I don't understand. How can you have published it if it's not finished?

Hope this helps:
1) My first book of the series: I self-published it a year ago after being rejected for 6 months by agents.

2) My second book of the series: I'm writing this one right now. I have not sent it to agents. I want to send it to agents after it is edited.

So we're on the same page, what do we mean by stand-alone for increasing agents' interest in representation?
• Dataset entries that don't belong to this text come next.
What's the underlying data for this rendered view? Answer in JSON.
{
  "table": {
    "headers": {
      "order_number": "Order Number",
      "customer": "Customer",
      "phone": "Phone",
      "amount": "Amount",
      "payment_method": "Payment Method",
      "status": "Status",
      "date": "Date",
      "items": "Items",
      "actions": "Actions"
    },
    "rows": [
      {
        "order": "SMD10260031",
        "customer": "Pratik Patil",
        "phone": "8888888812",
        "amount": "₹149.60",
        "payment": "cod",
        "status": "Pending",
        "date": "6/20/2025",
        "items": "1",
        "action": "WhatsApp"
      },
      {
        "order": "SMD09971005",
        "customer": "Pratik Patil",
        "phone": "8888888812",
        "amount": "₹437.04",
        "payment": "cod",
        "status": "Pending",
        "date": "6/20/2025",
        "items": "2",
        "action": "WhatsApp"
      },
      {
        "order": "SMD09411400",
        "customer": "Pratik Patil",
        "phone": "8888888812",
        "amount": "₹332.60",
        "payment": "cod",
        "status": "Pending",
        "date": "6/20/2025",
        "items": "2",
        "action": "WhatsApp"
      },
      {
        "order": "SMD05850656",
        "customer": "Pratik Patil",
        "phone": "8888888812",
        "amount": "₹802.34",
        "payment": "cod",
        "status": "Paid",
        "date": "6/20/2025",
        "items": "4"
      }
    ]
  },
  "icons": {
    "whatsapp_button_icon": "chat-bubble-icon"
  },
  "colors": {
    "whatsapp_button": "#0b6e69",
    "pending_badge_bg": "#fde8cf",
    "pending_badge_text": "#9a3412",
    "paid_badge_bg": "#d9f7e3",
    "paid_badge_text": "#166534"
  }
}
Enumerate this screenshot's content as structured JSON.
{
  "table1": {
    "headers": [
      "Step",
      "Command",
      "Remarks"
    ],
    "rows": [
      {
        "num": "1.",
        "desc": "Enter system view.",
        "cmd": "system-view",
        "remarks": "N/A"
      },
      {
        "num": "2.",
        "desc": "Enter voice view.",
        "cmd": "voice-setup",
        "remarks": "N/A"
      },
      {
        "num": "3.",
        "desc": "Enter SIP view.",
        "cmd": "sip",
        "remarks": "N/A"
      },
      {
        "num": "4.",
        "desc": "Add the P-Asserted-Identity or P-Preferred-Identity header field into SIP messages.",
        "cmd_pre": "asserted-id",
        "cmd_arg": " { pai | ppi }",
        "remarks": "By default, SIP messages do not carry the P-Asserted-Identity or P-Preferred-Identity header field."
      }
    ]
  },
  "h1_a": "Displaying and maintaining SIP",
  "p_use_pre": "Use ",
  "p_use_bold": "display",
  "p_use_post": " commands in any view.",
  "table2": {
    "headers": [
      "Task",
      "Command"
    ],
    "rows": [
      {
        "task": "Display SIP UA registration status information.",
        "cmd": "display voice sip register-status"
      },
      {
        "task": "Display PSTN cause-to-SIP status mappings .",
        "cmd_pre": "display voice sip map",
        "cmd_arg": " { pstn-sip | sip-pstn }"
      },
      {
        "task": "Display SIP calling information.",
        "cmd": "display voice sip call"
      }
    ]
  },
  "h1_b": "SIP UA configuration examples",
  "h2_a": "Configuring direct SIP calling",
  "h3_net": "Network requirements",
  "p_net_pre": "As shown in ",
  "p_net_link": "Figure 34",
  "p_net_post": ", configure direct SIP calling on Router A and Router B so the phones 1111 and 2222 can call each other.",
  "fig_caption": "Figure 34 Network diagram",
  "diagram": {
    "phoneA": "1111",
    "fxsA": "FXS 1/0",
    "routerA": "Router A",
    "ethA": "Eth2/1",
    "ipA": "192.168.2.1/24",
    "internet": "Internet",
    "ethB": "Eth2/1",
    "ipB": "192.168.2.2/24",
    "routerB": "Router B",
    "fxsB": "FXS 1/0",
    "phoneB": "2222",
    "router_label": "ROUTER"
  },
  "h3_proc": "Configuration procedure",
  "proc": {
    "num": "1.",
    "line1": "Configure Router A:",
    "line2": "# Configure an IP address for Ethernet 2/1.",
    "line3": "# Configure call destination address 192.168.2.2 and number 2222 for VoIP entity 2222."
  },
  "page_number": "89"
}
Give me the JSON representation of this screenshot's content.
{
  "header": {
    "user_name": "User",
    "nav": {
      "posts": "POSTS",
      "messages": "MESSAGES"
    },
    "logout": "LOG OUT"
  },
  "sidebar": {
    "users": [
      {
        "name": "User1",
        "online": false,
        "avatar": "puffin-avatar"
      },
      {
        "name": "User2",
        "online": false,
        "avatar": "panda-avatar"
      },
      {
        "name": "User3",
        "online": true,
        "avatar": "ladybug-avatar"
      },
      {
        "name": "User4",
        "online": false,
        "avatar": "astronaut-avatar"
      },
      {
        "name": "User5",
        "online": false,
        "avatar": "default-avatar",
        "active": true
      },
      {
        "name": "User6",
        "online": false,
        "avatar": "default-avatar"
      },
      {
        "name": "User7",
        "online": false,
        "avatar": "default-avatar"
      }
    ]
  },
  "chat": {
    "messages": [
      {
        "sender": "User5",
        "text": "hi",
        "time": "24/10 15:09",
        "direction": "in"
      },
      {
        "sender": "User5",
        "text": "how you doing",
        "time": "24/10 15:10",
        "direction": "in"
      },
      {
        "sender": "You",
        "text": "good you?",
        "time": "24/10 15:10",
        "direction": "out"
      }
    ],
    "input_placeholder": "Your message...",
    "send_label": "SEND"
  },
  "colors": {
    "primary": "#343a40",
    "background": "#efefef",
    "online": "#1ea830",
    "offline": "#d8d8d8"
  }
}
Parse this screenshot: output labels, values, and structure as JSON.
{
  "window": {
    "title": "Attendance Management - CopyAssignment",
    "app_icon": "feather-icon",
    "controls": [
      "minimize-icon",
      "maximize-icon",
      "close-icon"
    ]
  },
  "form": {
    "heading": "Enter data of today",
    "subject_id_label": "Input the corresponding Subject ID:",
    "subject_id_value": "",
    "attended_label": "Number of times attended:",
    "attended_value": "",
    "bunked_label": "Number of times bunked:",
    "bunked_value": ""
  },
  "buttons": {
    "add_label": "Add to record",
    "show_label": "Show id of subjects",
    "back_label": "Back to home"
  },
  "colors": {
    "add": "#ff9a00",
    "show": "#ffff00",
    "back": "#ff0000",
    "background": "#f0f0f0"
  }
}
Here's my check-list of what I believe it means (If one is checked, that means my book currently fits what I believe is stand-alone):
[x] Have a non-ordered title. For example, Harry Potter had Harry Potter and the Chamber of Secrets instead of Harry Potter II. My second book has the same format: Title and the Subtitle
[x] The second book doesn't reference heavily to the first book. I give dialogue and brief references here and there with some backstory. The book reflects on his memories of being a hero. Would I need to scratch this out then? Or are past memories acceptable from the previous book without losing the reader? I'm concerned on this one, but reason we all reflect on the past.
[x] The second book only has three characters from the previous book, and the rest are brand new. One character is an old enemy who shows up in a few chapters.
[x] The plot in the second book is completely independent of the first story.
[_] The second book has a prologue that gets the reader up to date (2 pages worth). Question: Should I not include a prologue? It doesn't hurt removing it for new readers. It does update the reader though from the previous book.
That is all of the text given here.